This post was originally published at LobeLog.
Throughout this year's unprecedented U.S. presidential election, Gulf Cooperation Council (GCC) officials mostly favored Hillary Clinton as the business-as-usual candidate. They were supportive of the Democratic Party candidate based on personal ties dating back to her husband's administration and a perception that she saw the GCC states as vital allies in Washington's multifront struggle against Islamic extremism rather than just oil-rich "cash cows." They were optimistic that her presidency would more closely align the U.S. with the monarchies of the Arabian Peninsula.
This was particularly true with respect to Syria, where many Arab Gulf officials hoped that she would take military action to punish Bashar al-Assad following almost six years of futile Saudi/Qatari efforts to overthrow his regime. Donald Trump's position in favor of severing support for Syria's rebels, insistence that the GCC states pay more for the defense shield provided by the U.S. military, his anti-Muslim bigotry, and the wild-card nature of the real estate mogul's candidacy have been the source of much concern in Arab Gulf capitals.

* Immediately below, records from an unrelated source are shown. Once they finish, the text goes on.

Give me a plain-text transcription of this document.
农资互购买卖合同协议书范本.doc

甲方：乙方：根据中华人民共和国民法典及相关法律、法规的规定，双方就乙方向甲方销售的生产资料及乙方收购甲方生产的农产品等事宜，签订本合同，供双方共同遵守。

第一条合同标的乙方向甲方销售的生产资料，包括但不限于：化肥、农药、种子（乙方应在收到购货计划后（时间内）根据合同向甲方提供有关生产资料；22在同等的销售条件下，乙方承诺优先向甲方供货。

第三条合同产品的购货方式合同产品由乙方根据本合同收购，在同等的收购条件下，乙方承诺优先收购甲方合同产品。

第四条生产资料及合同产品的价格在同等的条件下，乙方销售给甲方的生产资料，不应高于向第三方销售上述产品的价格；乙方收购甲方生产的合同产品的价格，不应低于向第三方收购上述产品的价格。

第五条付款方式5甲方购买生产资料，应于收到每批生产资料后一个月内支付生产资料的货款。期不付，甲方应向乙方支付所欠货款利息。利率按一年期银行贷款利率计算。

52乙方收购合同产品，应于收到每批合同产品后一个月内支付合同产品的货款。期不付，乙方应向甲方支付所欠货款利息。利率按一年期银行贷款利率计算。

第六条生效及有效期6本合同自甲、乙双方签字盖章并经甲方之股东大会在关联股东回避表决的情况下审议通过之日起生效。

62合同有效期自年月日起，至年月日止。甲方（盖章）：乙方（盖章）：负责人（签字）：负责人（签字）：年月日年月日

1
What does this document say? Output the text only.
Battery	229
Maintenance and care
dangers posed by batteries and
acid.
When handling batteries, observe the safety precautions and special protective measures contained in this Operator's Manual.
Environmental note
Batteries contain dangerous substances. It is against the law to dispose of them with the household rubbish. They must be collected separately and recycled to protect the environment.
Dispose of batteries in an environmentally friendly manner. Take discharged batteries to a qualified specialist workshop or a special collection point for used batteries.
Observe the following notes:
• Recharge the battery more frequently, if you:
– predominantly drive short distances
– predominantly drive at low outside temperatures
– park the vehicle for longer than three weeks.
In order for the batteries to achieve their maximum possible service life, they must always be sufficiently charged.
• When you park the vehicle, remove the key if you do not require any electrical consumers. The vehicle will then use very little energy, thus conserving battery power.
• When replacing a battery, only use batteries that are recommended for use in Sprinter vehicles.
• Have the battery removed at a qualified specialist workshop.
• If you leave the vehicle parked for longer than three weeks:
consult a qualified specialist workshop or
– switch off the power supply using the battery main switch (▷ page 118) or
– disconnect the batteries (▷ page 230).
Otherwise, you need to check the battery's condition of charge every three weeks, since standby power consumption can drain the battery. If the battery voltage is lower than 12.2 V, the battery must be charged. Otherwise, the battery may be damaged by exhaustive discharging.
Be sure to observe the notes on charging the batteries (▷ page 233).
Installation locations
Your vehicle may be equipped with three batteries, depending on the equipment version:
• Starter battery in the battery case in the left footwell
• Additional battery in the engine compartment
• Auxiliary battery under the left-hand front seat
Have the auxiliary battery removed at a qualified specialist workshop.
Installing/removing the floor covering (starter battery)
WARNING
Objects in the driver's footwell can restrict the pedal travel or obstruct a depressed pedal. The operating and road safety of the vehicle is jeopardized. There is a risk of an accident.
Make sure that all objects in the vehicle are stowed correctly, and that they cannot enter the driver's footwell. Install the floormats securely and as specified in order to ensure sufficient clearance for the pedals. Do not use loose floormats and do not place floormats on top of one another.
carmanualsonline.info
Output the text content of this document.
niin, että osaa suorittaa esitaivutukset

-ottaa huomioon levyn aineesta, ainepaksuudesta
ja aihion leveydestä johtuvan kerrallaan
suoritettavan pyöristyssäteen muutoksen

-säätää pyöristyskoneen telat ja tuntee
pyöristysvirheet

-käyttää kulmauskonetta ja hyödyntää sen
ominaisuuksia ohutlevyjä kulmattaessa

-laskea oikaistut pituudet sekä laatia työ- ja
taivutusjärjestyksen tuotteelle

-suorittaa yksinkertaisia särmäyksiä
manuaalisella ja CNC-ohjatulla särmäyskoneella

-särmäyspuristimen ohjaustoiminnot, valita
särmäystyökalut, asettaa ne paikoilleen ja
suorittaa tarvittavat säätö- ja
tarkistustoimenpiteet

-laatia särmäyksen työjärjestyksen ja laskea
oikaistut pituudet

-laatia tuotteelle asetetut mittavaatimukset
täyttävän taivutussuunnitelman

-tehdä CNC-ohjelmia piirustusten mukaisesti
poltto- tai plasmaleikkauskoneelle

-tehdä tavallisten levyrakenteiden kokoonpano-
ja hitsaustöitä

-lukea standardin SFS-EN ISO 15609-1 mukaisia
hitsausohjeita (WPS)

One GCC member, however, is likely to see a silver living in Trump's triumph. The United Arab Emirates (UAE), having invested in a lobbying campaign in Washington to bring the U.S. on board with Abu Dhabi's global campaign against the Muslim Brotherhood, may have reason to look forward to working with a US president who labels the Brotherhood a "radical" organization. For CIA director, Trump picked Rep. Mike Pompeo, who co-sponsored legislation to outlaw the Muslim Brotherhood. According to Frank Gaffney, a member of Trump's national security inner team, the Muslim Brotherhood is set on "destroying Western civilization from within" and "its penetration and manipulation of the Republican Party and the conservative movement in America" was one of its "most successful influence operations."